11 juillet 2018

États-Unis: Open Data met en lumière le biais de la police

New York, San Francisco et Detroit publient des bases de données sur les fusillades, arrestations et recours à la force de la police

Aux États-Unis, la méfiance généralisée à l'égard de la police - en particulier des communautés de couleur - a été exacerbée par les informations faisant état de discrimination raciale et de violences policières. Le manque de transparence en ce qui concerne les méthodes de maintien de l'ordre signifie que peu de données ont été mises à la disposition du public. Les services de police n'étaient pas incités à divulguer de telles données et aucun organisme fédéral n'était chargé de les collecter.  

Pour rendre les services de police de tout le pays plus responsables envers les communautés qu'ils ont juré de servir, le président Obama a créé le Groupe de travail sur les services de police du 21e siècle en 2014, qui comprenait l'Open Police Data Initiative. En décembre 2017, 137 organismes d'application de la loi, y compris ceux des grandes villes telles que New York, San Francisco et Detroit, ont publié plus de deux cents ensembles de données comprenant des informations sur les interpellations, les citations, les arrestations, le recours à la force, la démographie de la main-d'œuvre, la police fusillades et homicides.
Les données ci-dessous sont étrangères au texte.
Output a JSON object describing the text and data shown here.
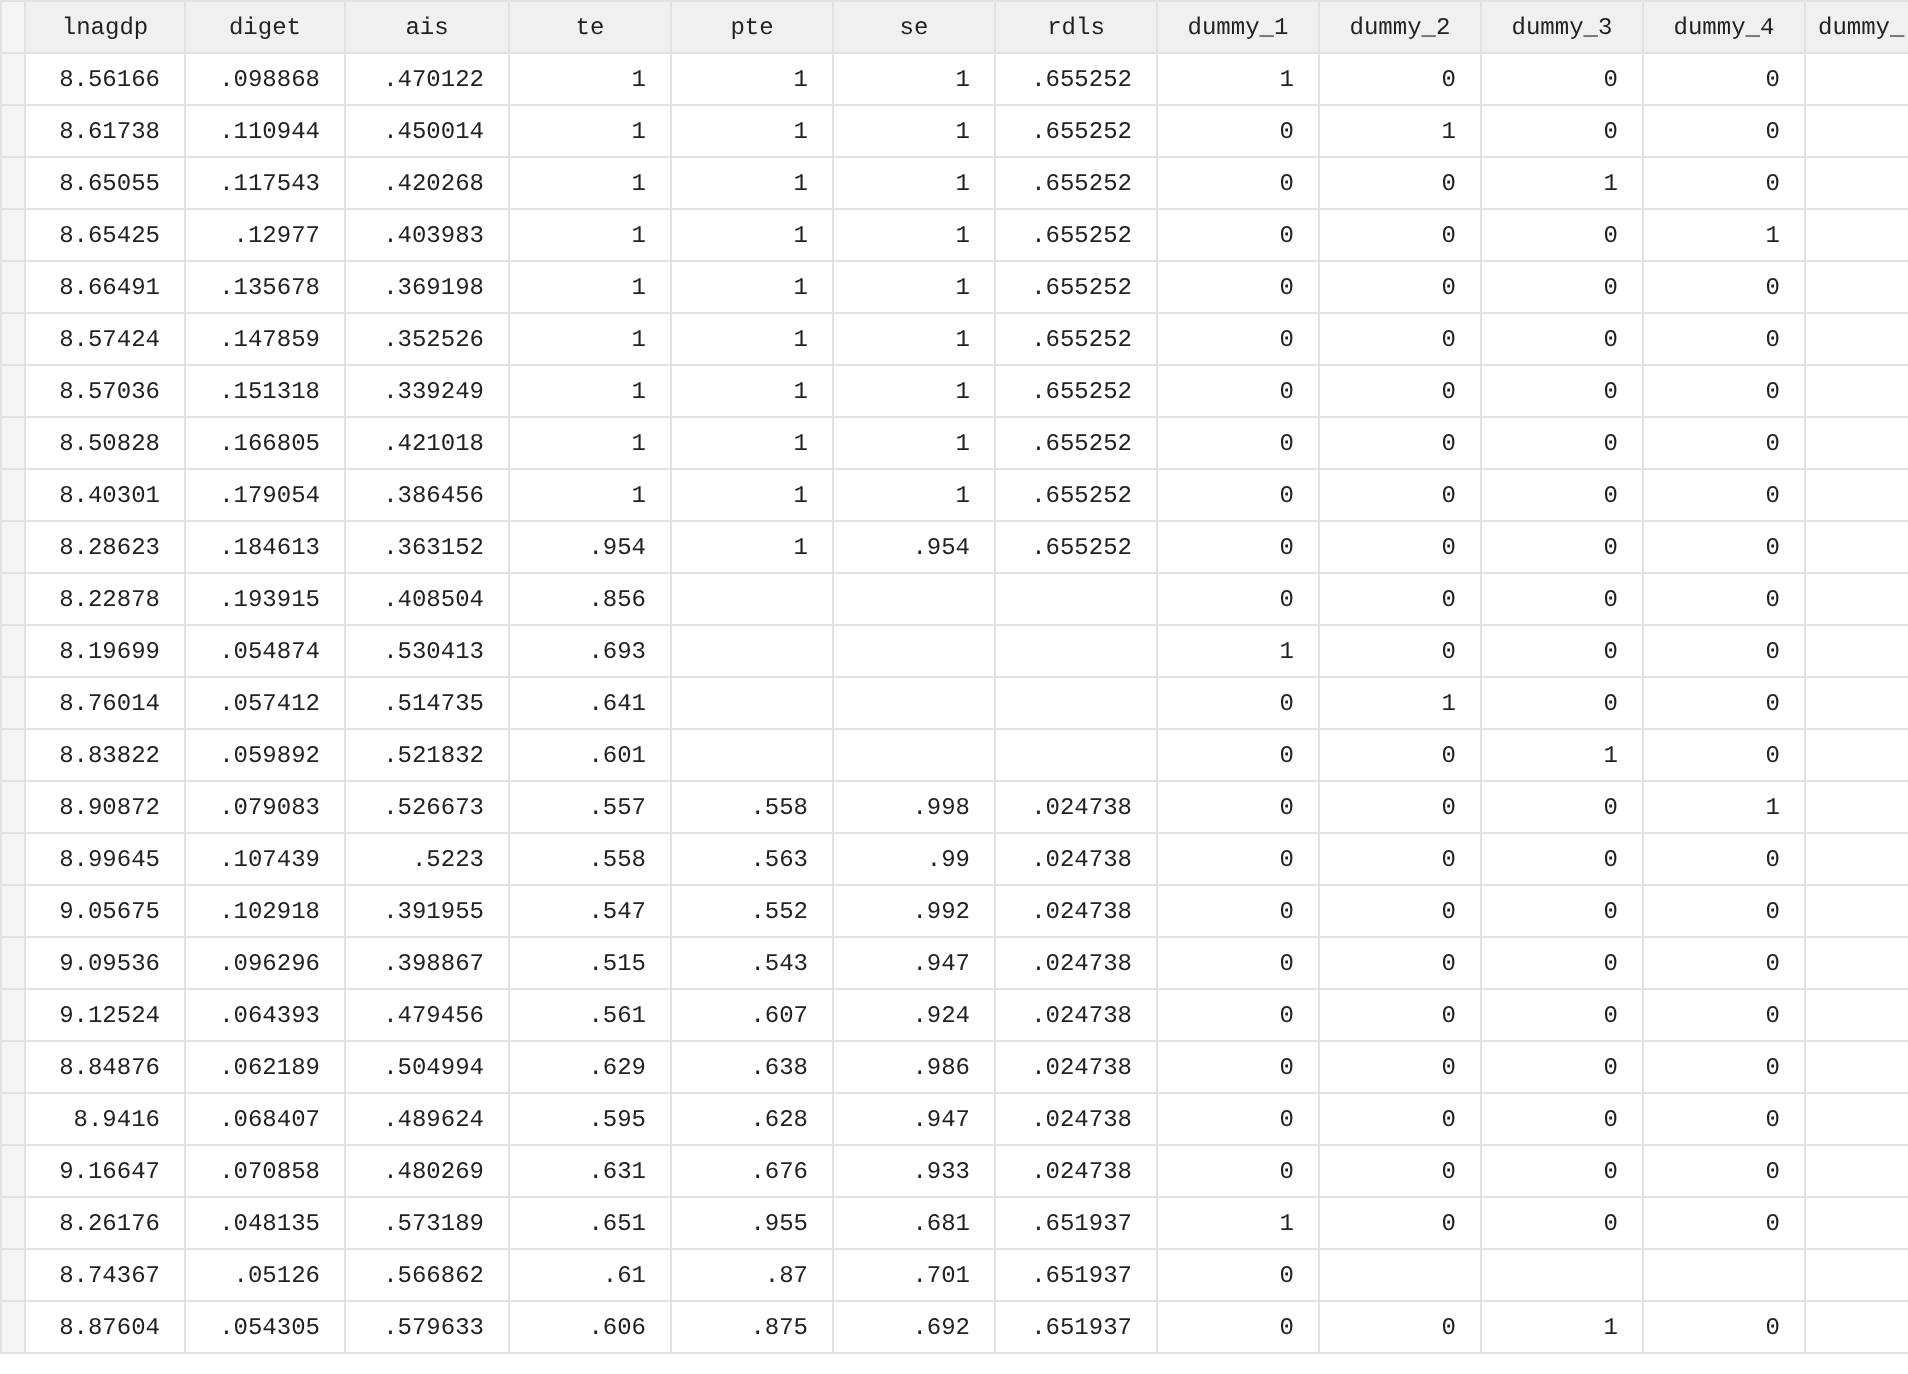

La disponibilité de meilleures données a aidé à changer la tactique de la police dans plusieurs juridictions. Une plus grande sensibilisation aux données de répartition, par exemple, a permis de cartographier les surdoses de drogue, fournissant un système d’alerte rapide en cas de surdose et des opportunités d’interventions ciblées et de coordination des efforts. Les médias ont également utilisé les données de la police pour signaler des histoires importantes. Par exemple, une analyse par Le New York Times ont montré que les officiers en Caroline du Nord étaient plus susceptibles d'arrêter les conducteurs noirs sans raison imputable, un grand nombre de ces incidents entraînant le recours à la force. Une couverture négative a conduit les chefs de police à ordonner à leurs agents de mettre fin à la pratique du profilage et de se concentrer sur les infractions au code de la route, réduisant ainsi la disparité raciale des contrôles routiers.